Nobody should be surprised at the prevalence of depression and anxiety in Oregon patients requesting physician assisted suicide. This was the pattern of euthanasia’s expansion in Holland—a movement for relief of unbearable suffering in terminal cases became a means of termination for those whose problems were often more existential, or psychological, than physical. In Holland the critical case in law and ethics was the
Chabot case, in which a divorced woman with clinical depression after the death of a son asked for, and received, euthanasia.
[Me: Actually, the deaths of two sons and she received assisted suicide.] In another case, a request for euthanasia by a young woman with anorexia later was granted.

A retrospective study of deaths attributed to Dr Jack Kevorkian found none with end stage disease and several in whom necropsy revealed no clear organic dysfunction. [Me: End stage disease, probably so. But to avoid confusion, about 25% of Kevorkians assisted suicides had been diagnosed with terminal conditions.]Again,what was publicly proclaimed as an end to suffering became a matter of termination of people whose physical or psychological suffering was not correctly palliated or treated.

Depression attends generally to cases of physical limit and chronic disease. The focus on euthanasia rather than on treatment, and state support for palliative and psychological treatment makes premature physician assisted death a default option. This ignores in the name of autonomy a wealth of evidence that argues that most of those with chronic limits and progressive conditions may, after an initial period of anxiety and depression, find a worthiness to life so long as physical and
psychological treatment is provided. It similarly ignores the potential for fruitful life with both aggressive palliative care and psychological support.
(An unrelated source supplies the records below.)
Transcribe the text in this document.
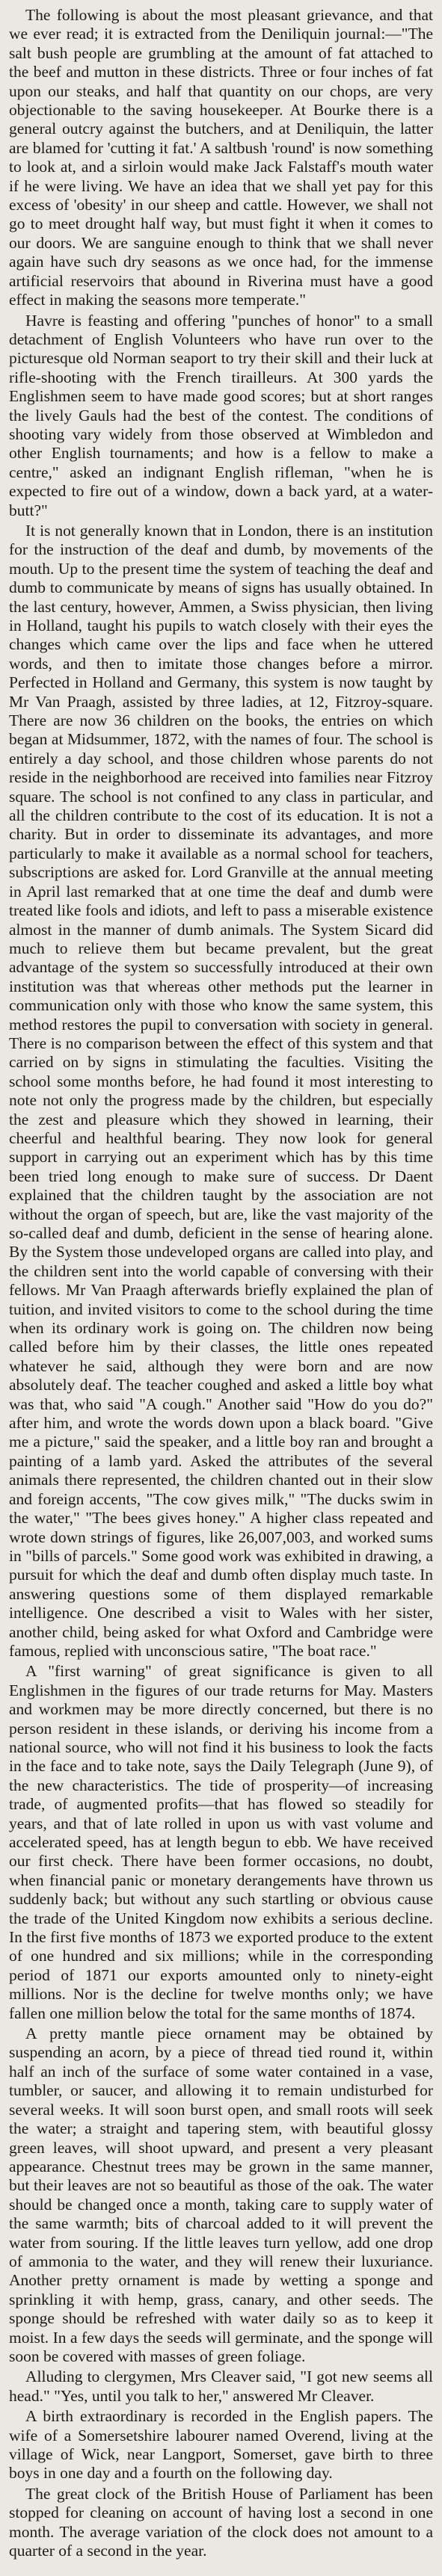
The following is about the most pleasant grievance, and that we ever read; it is extracted from the Deniliquin journal:—"The salt bush people are grumbling at the amount of fat attached to the beef and mutton in these districts. Three or four inches of fat upon our steaks, and half that quantity on our chops, are very objectionable to the saving housekeeper. At Bourke there is a general outcry against the butchers, and at Deniliquin, the latter are blamed for 'cutting it fat.' A saltbush 'round' is now something to look at, and a sirloin would make Jack Falstaff's mouth water if he were living. We have an idea that we shall yet pay for this excess of 'obesity' in our sheep and cattle. However, we shall not go to meet drought half way, but must fight it when it comes to our doors. We are sanguine enough to think that we shall never again have such dry seasons as we once had, for the immense artificial reservoirs that abound in Riverina must have a good effect in making the seasons more temperate."

Havre is feasting and offering "punches of honor" to a small detachment of English Volunteers who have run over to the picturesque old Norman seaport to try their skill and their luck at rifle-shooting with the French tirailleurs. At 300 yards the Englishmen seem to have made good scores; but at short ranges the lively Gauls had the best of the contest. The conditions of shooting vary widely from those observed at Wimbledon and other English tournaments; and how is a fellow to make a centre," asked an indignant English rifleman, "when he is expected to fire out of a window, down a back yard, at a water-butt?"

It is not generally known that in London, there is an institution for the instruction of the deaf and dumb, by movements of the mouth. Up to the present time the system of teaching the deaf and dumb to communicate by means of signs has usually obtained. In the last century, however, Ammen, a Swiss physician, then living in Holland, taught his pupils to watch closely with their eyes the changes which came over the lips and face when he uttered words, and then to imitate those changes before a mirror. Perfected in Holland and Germany, this system is now taught by Mr Van Praagh, assisted by three ladies, at 12, Fitzroy-square. There are now 36 children on the books, the entries on which began at Midsummer, 1872, with the names of four. The school is entirely a day school, and those children whose parents do not reside in the neighborhood are received into families near Fitzroy square. The school is not confined to any class in particular, and all the children contribute to the cost of its education. It is not a charity. But in order to disseminate its advantages, and more particularly to make it available as a normal school for teachers, subscriptions are asked for. Lord Granville at the annual meeting in April last remarked that at one time the deaf and dumb were treated like fools and idiots, and left to pass a miserable existence almost in the manner of dumb animals. The System Sicard did much to relieve them but became prevalent, but the great advantage of the system so successfully introduced at their own institution was that whereas other methods put the learner in communication only with those who know the same system, this method restores the pupil to conversation with society in general. There is no comparison between the effect of this system and that carried on by signs in stimulating the faculties. Visiting the school some months before, he had found it most interesting to note not only the progress made by the children, but especially the zest and pleasure which they showed in learning, their cheerful and healthful bearing. They now look for general support in carrying out an experiment which has by this time been tried long enough to make sure of success. Dr Daent explained that the children taught by the association are not without the organ of speech, but are, like the vast majority of the so-called deaf and dumb, deficient in the sense of hearing alone. By the System those undeveloped organs are called into play, and the children sent into the world capable of conversing with their fellows. Mr Van Praagh afterwards briefly explained the plan of tuition, and invited visitors to come to the school during the time when its ordinary work is going on. The children now being called before him by their classes, the little ones repeated whatever he said, although they were born and are now absolutely deaf. The teacher coughed and asked a little boy what was that, who said "A cough." Another said "How do you do?" after him, and wrote the words down upon a black board. "Give me a picture," said the speaker, and a little boy ran and brought a painting of a lamb yard. Asked the attributes of the several animals there represented, the children chanted out in their slow and foreign accents, "The cow gives milk," "The ducks swim in the water," "The bees gives honey." A higher class repeated and wrote down strings of figures, like 26,007,003, and worked sums in "bills of parcels." Some good work was exhibited in drawing, a pursuit for which the deaf and dumb often display much taste. In answering questions some of them displayed remarkable intelligence. One described a visit to Wales with her sister, another child, being asked for what Oxford and Cambridge were famous, replied with unconscious satire, "The boat race."

A "first warning" of great significance is given to all Englishmen in the figures of our trade returns for May. Masters and workmen may be more directly concerned, but there is no person resident in these islands, or deriving his income from a national source, who will not find it his business to look the facts in the face and to take note, says the Daily Telegraph (June 9), of the new characteristics. The tide of prosperity—of increasing trade, of augmented profits—that has flowed so steadily for years, and that of late rolled in upon us with vast volume and accelerated speed, has at length begun to ebb. We have received our first check. There have been former occasions, no doubt, when financial panic or monetary derangements have thrown us suddenly back; but without any such startling or obvious cause the trade of the United Kingdom now exhibits a serious decline. In the first five months of 1873 we exported produce to the extent of one hundred and six millions; while in the corresponding period of 1871 our exports amounted only to ninety-eight millions. Nor is the decline for twelve months only; we have fallen one million below the total for the same months of 1874.

A pretty mantle piece ornament may be obtained by suspending an acorn, by a piece of thread tied round it, within half an inch of the surface of some water contained in a vase, tumbler, or saucer, and allowing it to remain undisturbed for several weeks. It will soon burst open, and small roots will seek the water; a straight and tapering stem, with beautiful glossy green leaves, will shoot upward, and present a very pleasant appearance. Chestnut trees may be grown in the same manner, but their leaves are not so beautiful as those of the oak. The water should be changed once a month, taking care to supply water of the same warmth; bits of charcoal added to it will prevent the water from souring. If the little leaves turn yellow, add one drop of ammonia to the water, and they will renew their luxuriance. Another pretty ornament is made by wetting a sponge and sprinkling it with hemp, grass, canary, and other seeds. The sponge should be refreshed with water daily so as to keep it moist. In a few days the seeds will germinate, and the sponge will soon be covered with masses of green foliage.

Alluding to clergymen, Mrs Cleaver said, "I got new seems all head." "Yes, until you talk to her," answered Mr Cleaver.

A birth extraordinary is recorded in the English papers. The wife of a Somersetshire labourer named Overend, living at the village of Wick, near Langport, Somerset, gave birth to three boys in one day and a fourth on the following day.

The great clock of the British House of Parliament has been stopped for cleaning on account of having lost a second in one month. The average variation of the clock does not amount to a quarter of a second in the year.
The same is true of people diagnosed with a terminal illness. Assisted suicide uses the language of “compassion,” but it really is a form of giving up on the patient. Worse, when the state explicitly authorizes it, the messages are sent that dying naturally is not dignified, and moreover, that killing oneself is at least as good a choice as allowing nature to take its course. That “approval” may provide the tipping point—which is why assisted suicide advocates work so hard to prevent any nay saying by relevant medical professionals to patients once it becomes law, and try to change the language from “suicide,” which has a negative connotation, to the euphemistic “aid in dying,” which seems benign, and is what hospice does, after all.

But it strikes me that unequivocal societal disfavor of these actions—while not disfavoring any patients, and in fact, supporting suicidal people—would mean fewer suicides all the way around.